3. Enhance analytics
AI powers analytics in different ways, including:
Discovering new insights
Machine learning systems automatically analyze data to unearth hidden trends, insights, and patterns that would otherwise be difficult to uncover with traditional systems. Most importantly, AI-driven automation allows users to explain findings much more quickly.
For example, in medicine, AI algorithms help doctors better analyze data and customize prescriptions to the genes. Rather than prescribing medicine that’s good for the average person, they can tailor a drug to the patient.
Predicting outcomes
By combining data intelligence and machine learning, businesses can predict marketing channels, consumer preferences, product development, demand, and more. For example, fintech companies use AI to anticipate changes and trends in financial markets. They then use these predictions to adapt their approach to mitigate risk.
Bridging the insights gap
As we mentioned earlier, the role of data intelligence transcends analytics. To be effective, the insights, trends, and patterns must be presented in an easy-to-digest format to everyone who needs them. AI has enabled organizations to achieve this in various ways.
Machine learning with AI-driven automation derives insights from data, and Natural Language Query (NLQ) converts them into a human-readable format such as informative intuitive visualizations.
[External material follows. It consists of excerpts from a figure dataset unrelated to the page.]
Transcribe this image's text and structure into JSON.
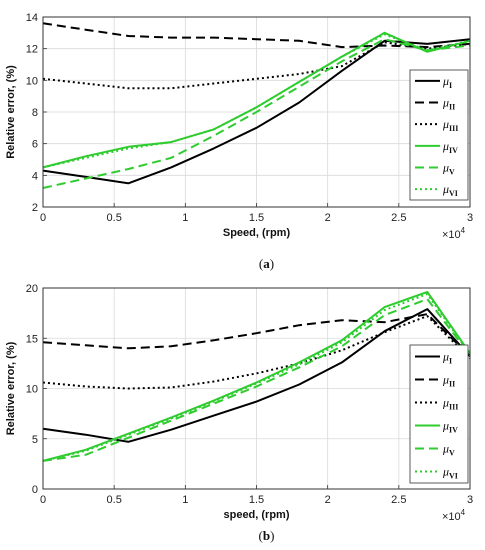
{
  "chart_data": [
    {
      "type": "line",
      "xlabel": "Speed, (rpm)",
      "ylabel": "Relative error, (%)",
      "xlim": [
        0,
        3
      ],
      "ylim": [
        2,
        14
      ],
      "xticks": [
        "0",
        "0.5",
        "1",
        "1.5",
        "2",
        "2.5",
        "3"
      ],
      "yticks": [
        "2",
        "4",
        "6",
        "8",
        "10",
        "12",
        "14"
      ],
      "x_multiplier": "×10",
      "x_multiplier_exp": "4",
      "grid": true,
      "legend_position": "right",
      "caption": "a",
      "x": [
        0,
        0.3,
        0.6,
        0.9,
        1.2,
        1.5,
        1.8,
        2.1,
        2.4,
        2.7,
        3.0
      ],
      "series": [
        {
          "name": "μ",
          "sub": "I",
          "color": "#000000",
          "dash": "solid",
          "values": [
            4.3,
            3.9,
            3.5,
            4.5,
            5.7,
            7.0,
            8.6,
            10.6,
            12.5,
            12.3,
            12.6
          ]
        },
        {
          "name": "μ",
          "sub": "II",
          "color": "#000000",
          "dash": "dashed",
          "values": [
            13.6,
            13.2,
            12.8,
            12.7,
            12.7,
            12.6,
            12.5,
            12.1,
            12.2,
            12.1,
            12.3
          ]
        },
        {
          "name": "μ",
          "sub": "III",
          "color": "#000000",
          "dash": "dotted",
          "values": [
            10.1,
            9.8,
            9.5,
            9.5,
            9.8,
            10.1,
            10.4,
            10.9,
            12.4,
            12.0,
            12.3
          ]
        },
        {
          "name": "μ",
          "sub": "IV",
          "color": "#2ecc2e",
          "dash": "solid",
          "values": [
            4.5,
            5.2,
            5.8,
            6.1,
            6.9,
            8.3,
            9.9,
            11.5,
            13.0,
            11.8,
            12.5
          ]
        },
        {
          "name": "μ",
          "sub": "V",
          "color": "#2ecc2e",
          "dash": "dashed",
          "values": [
            3.2,
            3.8,
            4.4,
            5.1,
            6.5,
            8.0,
            9.6,
            11.2,
            12.6,
            11.9,
            12.2
          ]
        },
        {
          "name": "μ",
          "sub": "VI",
          "color": "#2ecc2e",
          "dash": "dotted",
          "values": [
            4.5,
            5.1,
            5.7,
            6.1,
            6.9,
            8.3,
            9.9,
            11.5,
            12.9,
            11.9,
            12.5
          ]
        }
      ]
    },
    {
      "type": "line",
      "xlabel": "speed, (rpm)",
      "ylabel": "Relative error, (%)",
      "xlim": [
        0,
        3
      ],
      "ylim": [
        0,
        20
      ],
      "xticks": [
        "0",
        "0.5",
        "1",
        "1.5",
        "2",
        "2.5",
        "3"
      ],
      "yticks": [
        "0",
        "5",
        "10",
        "15",
        "20"
      ],
      "x_multiplier": "×10",
      "x_multiplier_exp": "4",
      "grid": true,
      "legend_position": "right",
      "caption": "b",
      "x": [
        0,
        0.3,
        0.6,
        0.9,
        1.2,
        1.5,
        1.8,
        2.1,
        2.4,
        2.7,
        3.0
      ],
      "series": [
        {
          "name": "μ",
          "sub": "I",
          "color": "#000000",
          "dash": "solid",
          "values": [
            6.0,
            5.4,
            4.7,
            5.9,
            7.3,
            8.7,
            10.4,
            12.6,
            15.7,
            17.9,
            13.2
          ]
        },
        {
          "name": "μ",
          "sub": "II",
          "color": "#000000",
          "dash": "dashed",
          "values": [
            14.6,
            14.3,
            14.0,
            14.2,
            14.8,
            15.5,
            16.3,
            16.8,
            16.6,
            17.4,
            13.2
          ]
        },
        {
          "name": "μ",
          "sub": "III",
          "color": "#000000",
          "dash": "dotted",
          "values": [
            10.6,
            10.2,
            10.0,
            10.1,
            10.7,
            11.5,
            12.5,
            13.8,
            15.6,
            17.2,
            13.0
          ]
        },
        {
          "name": "μ",
          "sub": "IV",
          "color": "#2ecc2e",
          "dash": "solid",
          "values": [
            2.8,
            3.9,
            5.5,
            7.1,
            8.8,
            10.6,
            12.6,
            14.8,
            18.1,
            19.6,
            13.5
          ]
        },
        {
          "name": "μ",
          "sub": "V",
          "color": "#2ecc2e",
          "dash": "dashed",
          "values": [
            2.8,
            3.4,
            5.1,
            6.8,
            8.5,
            10.2,
            12.1,
            14.2,
            17.3,
            18.9,
            13.3
          ]
        },
        {
          "name": "μ",
          "sub": "VI",
          "color": "#2ecc2e",
          "dash": "dotted",
          "values": [
            2.8,
            3.8,
            5.4,
            7.0,
            8.7,
            10.5,
            12.4,
            14.6,
            17.8,
            19.4,
            13.4
          ]
        }
      ]
    }
  ]
}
As a result, people in the organization can receive data in a format that is easier to understand.
Within seconds, users can glean insights and patterns that would otherwise be hidden in tables and datasets. The ability to drill down into reports as per user requirements enhances data literacy whilst also freeing up time for data scientists in the company.
Make the most of AI in Data Intelligence
According to statistics, companies that are currently using AI use it to drive tasks focused on data intelligence. 36% use it to improve data quality, 29% are focused on governance, and 23% are working on privacy. As we mentioned, 77% of these companies are achieving positive results with AI.
That said, AI implementation is not without challenges. The research found that 46% of companies cite insufficient resources (hardware and software) as the key obstacle, whilst 28% claim the available AI solutions lack key features to drive their initiatives.